Florence-2 is a novel vision foundation model designed to handle a variety of computer vision and vision-language tasks with simple text prompts. This project allows you to upload an image and select a task to perform, such as object detection, OCR, captioning, and more.
-
Install the required dependencies: Ensure you have Python installed, then install the required packages using the following command:
pip install -r requirements.txt
-
Run the script: Execute the Python script to start the Gradio interface:
python ms-florence-2-gradio-v2.py
-
Use the Gradio Interface:
- Open the provided local URL in your web browser.
- Upload an image using the "Upload Image" button.
- Select a task from the "Select Task" dropdown menu.
- Optionally, provide additional text input if required by the selected task.

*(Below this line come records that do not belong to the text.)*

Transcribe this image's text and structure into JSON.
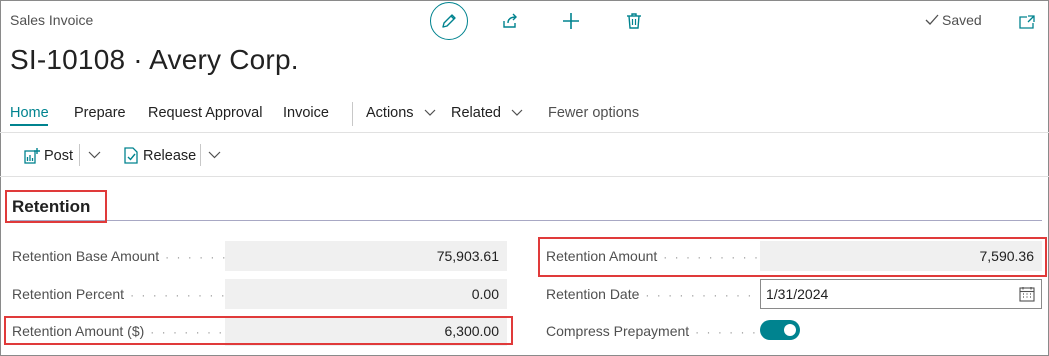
{
  "page": {
    "doc_type": "Sales Invoice",
    "title": "SI-10108 · Avery Corp.",
    "saved_label": "Saved"
  },
  "top_actions": [
    {
      "name": "edit-icon"
    },
    {
      "name": "share-icon"
    },
    {
      "name": "new-icon"
    },
    {
      "name": "delete-icon"
    },
    {
      "name": "open-in-new-window-icon"
    }
  ],
  "nav": {
    "home": "Home",
    "prepare": "Prepare",
    "request_approval": "Request Approval",
    "invoice": "Invoice",
    "actions": "Actions",
    "related": "Related",
    "fewer_options": "Fewer options"
  },
  "toolbar": {
    "post": "Post",
    "release": "Release"
  },
  "section": {
    "title": "Retention"
  },
  "fields": {
    "retention_base_amount": {
      "label": "Retention Base Amount",
      "value": "75,903.61"
    },
    "retention_percent": {
      "label": "Retention Percent",
      "value": "0.00"
    },
    "retention_amount_dollar": {
      "label": "Retention Amount ($)",
      "value": "6,300.00"
    },
    "retention_amount": {
      "label": "Retention Amount",
      "value": "7,590.36"
    },
    "retention_date": {
      "label": "Retention Date",
      "value": "1/31/2024"
    },
    "compress_prepayment": {
      "label": "Compress Prepayment",
      "value": "on"
    }
  },
  "colors": {
    "accent": "#00838f",
    "highlight": "#e03a3a"
  }
}
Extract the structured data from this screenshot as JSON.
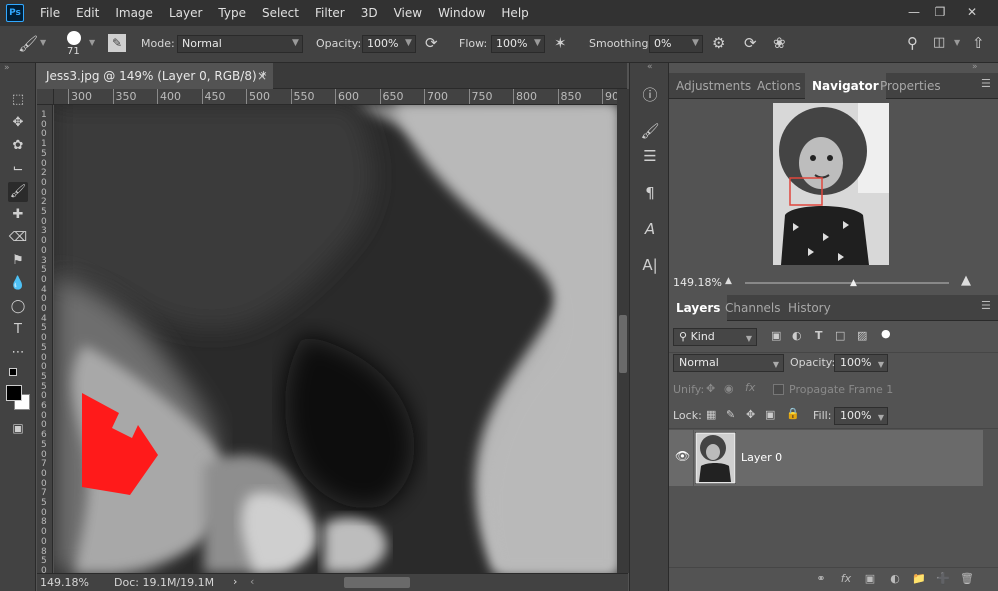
{
  "app": {
    "logo": "Ps"
  },
  "menu": [
    "File",
    "Edit",
    "Image",
    "Layer",
    "Type",
    "Select",
    "Filter",
    "3D",
    "View",
    "Window",
    "Help"
  ],
  "options": {
    "brush_size": "71",
    "mode_label": "Mode:",
    "mode_value": "Normal",
    "opacity_label": "Opacity:",
    "opacity_value": "100%",
    "flow_label": "Flow:",
    "flow_value": "100%",
    "smoothing_label": "Smoothing:",
    "smoothing_value": "0%"
  },
  "document": {
    "tab_title": "Jess3.jpg @ 149% (Layer 0, RGB/8) *",
    "close": "×",
    "ruler_h": [
      "300",
      "350",
      "400",
      "450",
      "500",
      "550",
      "600",
      "650",
      "700",
      "750",
      "800",
      "850",
      "90"
    ],
    "ruler_v": [
      "1",
      "0",
      "0",
      "1",
      "5",
      "0",
      "2",
      "0",
      "0",
      "2",
      "5",
      "0",
      "3",
      "0",
      "0",
      "3",
      "5",
      "0",
      "4",
      "0",
      "0",
      "4",
      "5",
      "0",
      "5",
      "0",
      "0",
      "5",
      "5",
      "0",
      "6",
      "0",
      "0",
      "6",
      "5",
      "0",
      "7",
      "0",
      "0",
      "7",
      "5",
      "0",
      "8",
      "0",
      "0",
      "8",
      "5",
      "0"
    ],
    "zoom": "149.18%",
    "doc_info": "Doc: 19.1M/19.1M",
    "status_arrow": "›",
    "status_left": "‹"
  },
  "navigator": {
    "tabs": [
      "Adjustments",
      "Actions",
      "Navigator",
      "Properties"
    ],
    "active_tab": "Navigator",
    "zoom": "149.18%",
    "colors": {
      "view_box": "#e0463c"
    }
  },
  "layers": {
    "tabs": [
      "Layers",
      "Channels",
      "History"
    ],
    "active_tab": "Layers",
    "kind_label": "Kind",
    "blend_mode": "Normal",
    "opacity_label": "Opacity:",
    "opacity_value": "100%",
    "unify_label": "Unify:",
    "propagate_label": "Propagate Frame 1",
    "lock_label": "Lock:",
    "fill_label": "Fill:",
    "fill_value": "100%",
    "items": [
      {
        "name": "Layer 0",
        "visible": true
      }
    ]
  },
  "colors": {
    "accent": "#31a8ff",
    "arrow_red": "#ff1a1a"
  }
}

- Click the "Start" button to process the image and view the results.
- Object Detection
- OCR
- OCR with Region
- Caption
- Detailed Caption
- More Detailed Caption
- Caption to Phrase Grounding
- Dense Region Caption
- Region Proposal
- Expression Segmentation
- Open Vocabulary Detection
- Upload an image.
- Select "Object Detection" from the task dropdown.
- Click "Start" to see the detected objects highlighted in the image.
For more details on Florence-2, you can refer to the official publication by Microsoft: Florence-2: Advancing a Unified Representation for a Variety of Vision Tasks.
- gradio==4.36.1
- pillow==10.3.0
- transformers==4.41.2
- torch==2.3.1
- einops==0.8.0
- timm==1.0.7
Make sure to install these dependencies before running the script.
Enjoy exploring the capabilities of the Florence-2 Vision Model!